|Title||A note on the use of drag partition in aeolian transport models|
|Publication Type||Journal Article|
|Year of Publication||2020|
|Authors||Webb, NP, Chappell, A, LeGrand, SL, Ziegler, NP, Edwards, BL|
|Keywords||Aeolian threshold, Dust emission, friction velocity, Roughness, Shear stress partitioning, Wind erosion|
Sediment transport equations used in wind erosion and dust emission models generally incorporate a threshold for particle motion (u*t) with a correction function to account for roughness-induced momentum reduction and aerodynamic sheltering. The prevailing approach is to adjust u*t by the drag partition R, estimated as the ratio of the bare soil threshold (u*ts) to that of the surface in the presence of roughness elements (u*tr). Here, we show that application of R to adjust only the entrainment threshold (u*t = u*ts/R) is physically inconsistent with the effect of roughness on the momentum partition as represented in models and produces overestimates of the sediment flux density (Q). Equations for Q typically include a friction velocity scaling term (u*n).
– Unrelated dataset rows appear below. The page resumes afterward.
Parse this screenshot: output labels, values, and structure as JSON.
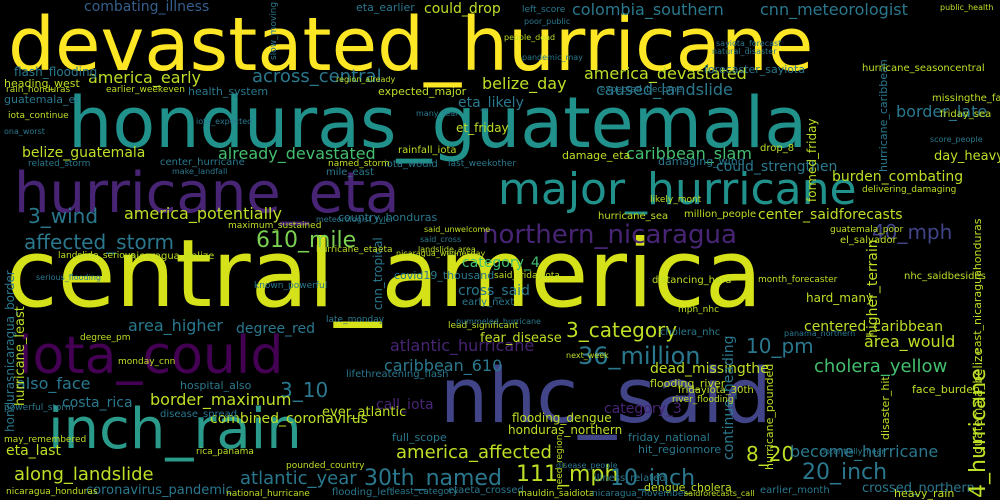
{
  "colors": {
    "background": "#000000",
    "yellow": "#fde725",
    "lime": "#bddf26",
    "green": "#7ad151",
    "mint": "#44bf70",
    "teal": "#22a884",
    "cyan": "#21918c",
    "blue": "#2a788e",
    "indigo": "#355f8d",
    "slate": "#414487",
    "purple": "#482475",
    "violet": "#440154"
  },
  "words": {
    "central_america": "central_america",
    "devastated_hurricane": "devastated_hurricane",
    "honduras_guatemala": "honduras_guatemala",
    "nhc_said": "nhc_said",
    "hurricane_eta": "hurricane_eta",
    "iota_could": "iota_could",
    "inch_rain": "inch_rain",
    "major_hurricane": "major_hurricane",
    "northern_nicaragua": "northern_nicaragua",
    "36_million": "36_million",
    "30th_named": "30th_named",
    "111_mph": "111_mph",
    "10_inch": "10_inch",
    "20_inch": "20_inch",
    "610_mile": "610_mile",
    "40_mph": "40_mph",
    "10_pm": "10_pm",
    "8_20": "8_20",
    "3_10": "3_10",
    "3_wind": "3_wind",
    "3_category": "3_category",
    "4_hurricane": "4_hurricane",
    "affected_storm": "affected_storm",
    "along_landslide": "along_landslide",
    "america_affected": "america_affected",
    "atlantic_year": "atlantic_year",
    "atlantic_hurricane": "atlantic_hurricane",
    "area_higher": "area_higher",
    "area_would": "area_would",
    "also_face": "also_face",
    "already_devastated": "already_devastated",
    "america_potentially": "america_potentially",
    "america_early": "america_early",
    "america_devastated": "america_devastated",
    "across_central": "across_central",
    "belize_day": "belize_day",
    "belize_guatemala": "belize_guatemala",
    "border_late": "border_late",
    "border_maximum": "border_maximum",
    "burden_combating": "burden_combating",
    "become_hurricane": "become_hurricane",
    "caused_landslide": "caused_landslide",
    "caribbean_slam": "caribbean_slam",
    "caribbean_610": "caribbean_610",
    "center_saidforecasts": "center_saidforecasts",
    "centered_caribbean": "centered_caribbean",
    "cholera_yellow": "cholera_yellow",
    "colombia_southern": "colombia_southern",
    "cnn_meteorologist": "cnn_meteorologist",
    "combating_illness": "combating_illness",
    "could_drop": "could_drop",
    "could_strengthen": "could_strengthen",
    "category_4": "category_4",
    "category_3": "category_3",
    "call_iota": "call_iota",
    "costa_rica": "costa_rica",
    "combined_coronavirus": "combined_coronavirus",
    "coronavirus_pandemic": "coronavirus_pandemic",
    "cross_said": "cross_said",
    "cnn_tropical": "cnn_tropical",
    "crossed_northern": "crossed_northern",
    "degree_red": "degree_red",
    "dead_missingthe": "dead_missingthe",
    "day_heavy": "day_heavy",
    "eta_last": "eta_last",
    "eta_likely": "eta_likely",
    "et_friday": "et_friday",
    "ever_atlantic": "ever_atlantic",
    "fear_disease": "fear_disease",
    "flash_flooding": "flash_flooding",
    "heading_west": "heading_west",
    "hard_many": "hard_many",
    "heavy_rain": "heavy_rain",
    "hospital_also": "hospital_also",
    "honduras_northern": "honduras_northern",
    "flooding_dengue": "flooding_dengue",
    "full_scope": "full_scope",
    "friday_national": "friday_national",
    "hit_regionmore": "hit_regionmore",
    "continue_heading": "continue_heading",
    "higher_terrain": "higher_terrain",
    "formed_friday": "formed_friday",
    "guatemala_belize": "guatemala_belize",
    "guatemala_el": "guatemala_el",
    "face_burden": "face_burden",
    "hurricane_caribbean": "hurricane_caribbean",
    "hurricane_seasoncentral": "hurricane_seasoncentral",
    "hondurasnicaragua_border": "hondurasnicaragua_border",
    "hurricane_least": "hurricane_least",
    "hurricane_pounded": "hurricane_pounded",
    "disaster_hit": "disaster_hit",
    "friday_sea": "friday_sea",
    "missingthe_fall": "missingthe_fall",
    "east_nicaraguahonduras": "east_nicaraguahonduras",
    "expected_major": "expected_major",
    "expected_become": "expected_become",
    "health_system": "health_system",
    "damage_eta": "damage_eta",
    "damaging_wind": "damaging_wind",
    "drop_8": "drop_8",
    "delivering_damaging": "delivering_damaging",
    "country_honduras": "country_honduras",
    "covid19_thousand": "covid19_thousand",
    "million_people": "million_people",
    "nhc_saidbesides": "nhc_saidbesides",
    "distancing_hard": "distancing_hard",
    "rainfall_iota": "rainfall_iota",
    "iota_would": "iota_would",
    "iota_continue": "iota_continue",
    "mile_east": "mile_east",
    "named_storm": "named_storm",
    "last_weekother": "last_weekother",
    "early_next": "early_next",
    "late_monday": "late_monday",
    "degree_pm": "degree_pm",
    "cholera_nhc": "cholera_nhc",
    "dengue_cholera": "dengue_cholera",
    "flooding_river": "flooding_river",
    "fridayiota_30th": "fridayiota_30th",
    "river_flooding": "river_flooding",
    "national_hurricane": "national_hurricane",
    "least_category": "least_category",
    "illness_related": "illness_related",
    "earlier_month": "earlier_month",
    "pounded_country": "pounded_country",
    "flooding_left": "flooding_left",
    "etaeta_crossed": "etaeta_crossed",
    "mauldin_saidiota": "mauldin_saidiota",
    "nicaragua_november": "nicaragua_november",
    "hurricane_sea": "hurricane_sea",
    "likely_mont": "likely_mont",
    "center_hurricane": "center_hurricane",
    "maximum_sustained": "maximum_sustained",
    "landslide_serious": "landslide_serious",
    "nicaragua_belize": "nicaragua_belize",
    "hurricane_etaeta": "hurricane_etaeta",
    "said_unwelcome": "said_unwelcome",
    "said_fridayiota": "said_fridayiota",
    "landslide_area": "landslide_area",
    "known_powerful": "known_powerful",
    "lead_significant": "lead_significant",
    "pummeled_hurricane": "pummeled_hurricane",
    "monday_cnn": "monday_cnn",
    "lifethreatening_flash": "lifethreatening_flash",
    "disease_spread": "disease_spread",
    "powerful_storm": "powerful_storm",
    "may_remembered": "may_remembered",
    "rain_honduras": "rain_honduras",
    "nicaragua_honduras": "nicaragua_honduras",
    "related_storm": "related_storm",
    "earlier_weekeven": "earlier_weekeven",
    "public_health": "public_health",
    "left_score": "left_score",
    "poor_public": "poor_public",
    "people_dead": "people_dead",
    "pandemic_may": "pandemic_may",
    "eta_earlier": "eta_earlier",
    "many_fear": "many_fear",
    "month_forecaster": "month_forecaster",
    "forecaster_sayiota": "forecaster_sayiota",
    "panama_northern": "panama_northern",
    "next_week": "next_week",
    "mph_nhc": "mph_nhc",
    "guatemala_poor": "guatemala_poor",
    "el_salvador": "el_salvador",
    "saidforecasts_call": "saidforecasts_call",
    "rica_panama": "rica_panama",
    "nicaragua_wednesday": "nicaragua_wednesday",
    "potentially_near": "potentially_near",
    "score_people": "score_people",
    "natural_disaster": "natural_disaster",
    "sayiota_forecast": "sayiota_forecast",
    "make_landfall": "make_landfall",
    "region_already": "region_already",
    "meteorologist_tyler": "meteorologist_tyler",
    "serious_flooding": "serious_flooding",
    "ona_worst": "ona_worst",
    "said_cross": "said_cross",
    "iota_expected": "iota_expected",
    "disease_people": "disease_people",
    "slow_moving": "slow_moving",
    "need_region": "need_region"
  }
}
As Q scales with friction velocity at the soil surface (us*), rather than total friction velocity (u*) acting over the roughness layer, u*n must be also adjusted for roughness effects. Modelling aeolian transport as a function of us* represents a different way of thinking about the application of some drag partition schemes but is consistent with understanding of aeolian transport physics. We further note that the practice of reducing Q by the vegetation cover fraction to account for the physically-protected surface area constitutes double accounting of the surface protection when R is represented through the basal-to-frontal area ratio of roughness elements (σ) and roughness density (λ). If the drag partition is implemented fully, additional adjustment for surface protection is unnecessary to produce more accurate aeolian transport estimates. These findings apply equally to models of the vertical dust flux.